If you have bandwidth, it's probably worth trying to reproduce the problem in a
KVM selftest (or a KVM-Unit-Test), e.g. create a nested VM, send an IPI from L2,
and see if it gets routed correctly. This purely a suggestion to try and get a
faster fix, it's by no means necessary.

Actually, typing that out raises a question (or two). What APICv VMCS control
settings does BitVisor use? E.g. is BitVisor enabling APICv for its VM (L2)?
If so, what values for the APIC access page and vAPIC page are shoved into
BitVisor's VMCS?

> The problem does not happen when enable_apicv=N. Note that SMP bringup with
> enable_apicv=N can fail. This is another problem. We don't have to worry about
> this for now.

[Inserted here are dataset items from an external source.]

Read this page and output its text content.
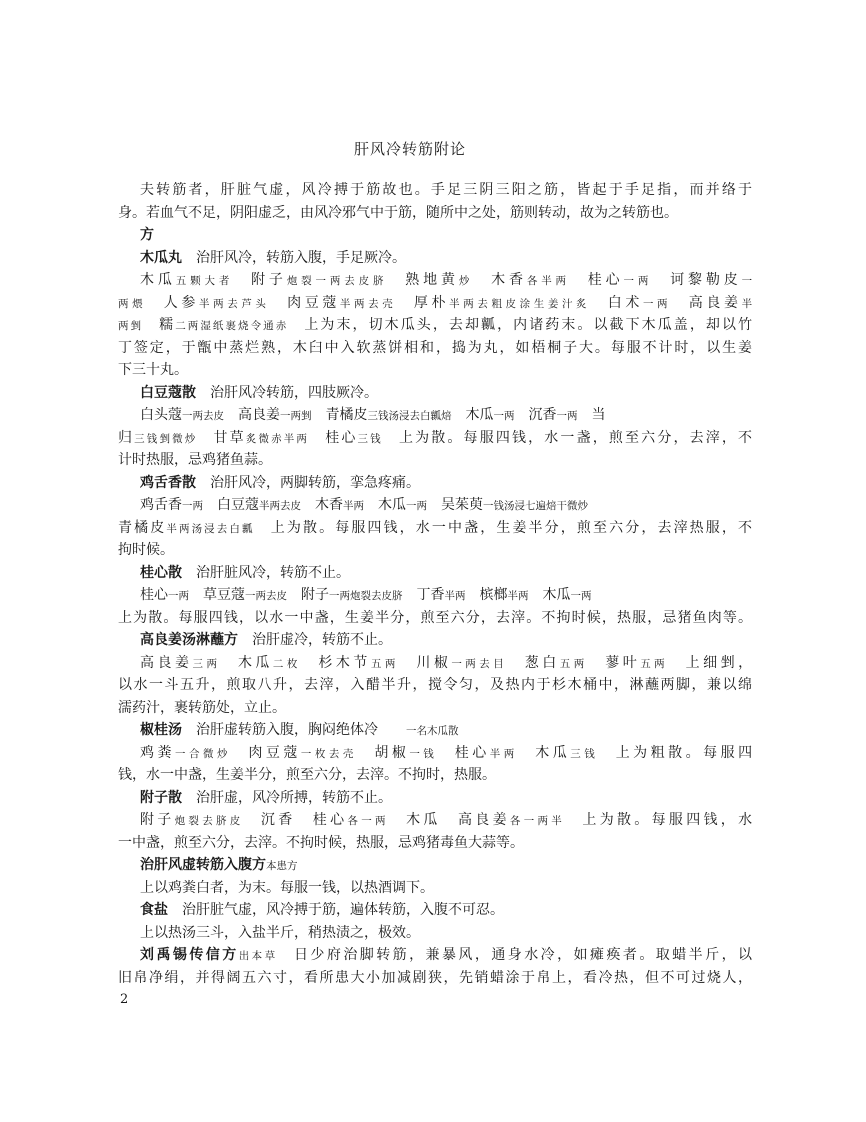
肝风冷转筋附论
夫转筋者，肝脏气虚，风冷搏于筋故也。手足三阴三阳之筋，皆起于手足指，而并络于
身。若血气不足，阴阳虚乏，由风冷邪气中于筋，随所中之处，筋则转动，故为之转筋也。
方
木瓜丸　治肝风冷，转筋入腹，手足厥冷。
木瓜五颗大者　附子炮裂一两去皮脐　熟地黄炒　木香各半两　桂心一两　诃黎勒皮一
两煨　人参半两去芦头　肉豆蔻半两去壳　厚朴半两去粗皮涂生姜汁炙　白术一两　高良姜半
两剉　糯二两湿纸裹烧令通赤　上为末，切木瓜头，去却瓤，内诸药末。以截下木瓜盖，却以竹
丁签定，于甑中蒸烂熟，木臼中入软蒸饼相和，捣为丸，如梧桐子大。每服不计时，以生姜
下三十丸。
白豆蔻散　治肝风冷转筋，四肢厥冷。
白头蔻一两去皮　高良姜一两剉　青橘皮三钱汤浸去白瓤焙　木瓜一两　沉香一两　当
归三钱剉微炒　甘草炙微赤半两　桂心三钱　上为散。每服四钱，水一盏，煎至六分，去滓，不
计时热服，忌鸡猪鱼蒜。
鸡舌香散　治肝风冷，两脚转筋，挛急疼痛。
鸡舌香一两　白豆蔻半两去皮　木香半两　木瓜一两　吴茱萸一钱汤浸七遍焙干微炒
青橘皮半两汤浸去白瓤　上为散。每服四钱，水一中盏，生姜半分，煎至六分，去滓热服，不
拘时候。
桂心散　治肝脏风冷，转筋不止。
桂心一两　草豆蔻一两去皮　附子一两炮裂去皮脐　丁香半两　槟榔半两　木瓜一两
上为散。每服四钱，以水一中盏，生姜半分，煎至六分，去滓。不拘时候，热服，忌猪鱼肉等。
高良姜汤淋蘸方　治肝虚冷，转筋不止。
高良姜三两　木瓜二枚　杉木节五两　川椒一两去目　葱白五两　蓼叶五两　上细剉，
以水一斗五升，煎取八升，去滓，入醋半升，搅令匀，及热内于杉木桶中，淋蘸两脚，兼以绵
濡药汁，裹转筋处，立止。
椒桂汤　治肝虚转筋入腹，胸闷绝体冷　　一名木瓜散
鸡粪一合微炒　肉豆蔻一枚去壳　胡椒一钱　桂心半两　木瓜三钱　上为粗散。每服四
钱，水一中盏，生姜半分，煎至六分，去滓。不拘时，热服。
附子散　治肝虚，风冷所搏，转筋不止。
附子炮裂去脐皮　沉香　桂心各一两　木瓜　高良姜各一两半　上为散。每服四钱，水
一中盏，煎至六分，去滓。不拘时候，热服，忌鸡猪毒鱼大蒜等。
治肝风虚转筋入腹方本患方
上以鸡粪白者，为末。每服一钱，以热酒调下。
食盐　治肝脏气虚，风冷搏于筋，遍体转筋，入腹不可忍。
上以热汤三斗，入盐半斤，稍热渍之，极效。
刘禹锡传信方出本草　日少府治脚转筋，兼暴风，通身水冷，如瘫痪者。取蜡半斤，以
旧帛净绢，并得阔五六寸，看所患大小加减剧狭，先销蜡涂于帛上，看冷热，但不可过烧人，
2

Linux seems to have no delay between INIT DEASSERT and SIPI during
> its SMP bringup. This can easily makes INIT and SIPI pending together resultling
> in signal lost.
>
> I admit that my knowledge on KVM and APICv is very limited. I may misunderstand
> the problem. If you don't mind, would it be possible for you to guide me which
> code path should I pay attention to? I would love to learn to find out the
> actual cause of the problem.

KVM *should* emulate the APIC MMIO access from L2. The call stack should reach
apic_mmio_write(), and assuming it's an ICR write, KVM should send an IPI.